Border officers do not conduct criminal investigations but are required to investigate if they suspect someone is not admissible to Canada, he said. They do not require a search or arrest warrant, he said.
“It has to be dealt with,” he said. “If a person has a potential to be inadmissible to Canada, we can’t ignore it.”
Kirkland said CBSA made “abundantly clear” to RCMP that Mounties could not interfere in the process.
However, he raised a concern before her plane landed that delaying the arrest could be seen as violating her charter rights.
“It would potentially be seen as a delay, that our examination would be argued as a delay in due process for Ms. Meng,” he said.
At no point did he believe the CBSA examination was unlawful, however, he said.
Border officers collected her devices in an anti-static bag at the RCMP’s request after they identified her, Kirkland said.
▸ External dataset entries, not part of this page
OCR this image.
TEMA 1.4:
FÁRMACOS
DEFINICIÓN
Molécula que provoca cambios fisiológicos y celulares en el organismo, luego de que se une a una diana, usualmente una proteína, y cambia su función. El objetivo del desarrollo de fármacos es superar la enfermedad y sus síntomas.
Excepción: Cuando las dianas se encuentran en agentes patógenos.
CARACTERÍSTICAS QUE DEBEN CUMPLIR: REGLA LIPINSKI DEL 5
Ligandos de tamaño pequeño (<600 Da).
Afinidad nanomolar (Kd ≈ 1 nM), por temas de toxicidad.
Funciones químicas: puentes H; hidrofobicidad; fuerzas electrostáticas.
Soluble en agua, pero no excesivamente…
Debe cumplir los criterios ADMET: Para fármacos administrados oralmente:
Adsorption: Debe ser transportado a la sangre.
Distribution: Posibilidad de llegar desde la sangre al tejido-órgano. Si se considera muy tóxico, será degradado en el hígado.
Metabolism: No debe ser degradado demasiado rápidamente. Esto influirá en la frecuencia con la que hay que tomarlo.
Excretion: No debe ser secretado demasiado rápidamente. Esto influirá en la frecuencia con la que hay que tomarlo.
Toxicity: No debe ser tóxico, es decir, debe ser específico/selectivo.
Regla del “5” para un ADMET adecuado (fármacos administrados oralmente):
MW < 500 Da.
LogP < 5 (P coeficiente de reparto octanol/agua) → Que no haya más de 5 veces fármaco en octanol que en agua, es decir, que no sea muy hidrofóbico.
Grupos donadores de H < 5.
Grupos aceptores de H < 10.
Kirkland said he spent most of the examination monitoring Meng’s devices. When Katragadda asked him to collect her phone numbers, he also wrote down her passcodes, he said.
“It would be natural for me to do that, so I went ahead and asked for the passwords,” Kirkland said.
Typically, he returns the piece of paper with passcodes to the foreign national, as a reminder that they should change the codes after the examination.
The examination ended before officers actually searched the devices, he said. He didn’t realize until CBSA reviewed Meng’s apprehension days later that the paper was missing.
Earlier Wednesday, defence lawyer Richard Peck accused the RCMP officer who arrested Meng after the border examination of lying.
Const. Winston Yep testified that he didn’t want to infringe on CBSA jurisdiction by arresting Meng immediately after the plane landed and he was concerned boarding the plane for the arrest created too many safety risks.
“My view is that’s not an honest answer,” Peck told Yep. “Safety was never an issue.”
“There is a risk there, because there are lots of people around there,” Yep responded. “We have to mitigate the risk as much as possible.”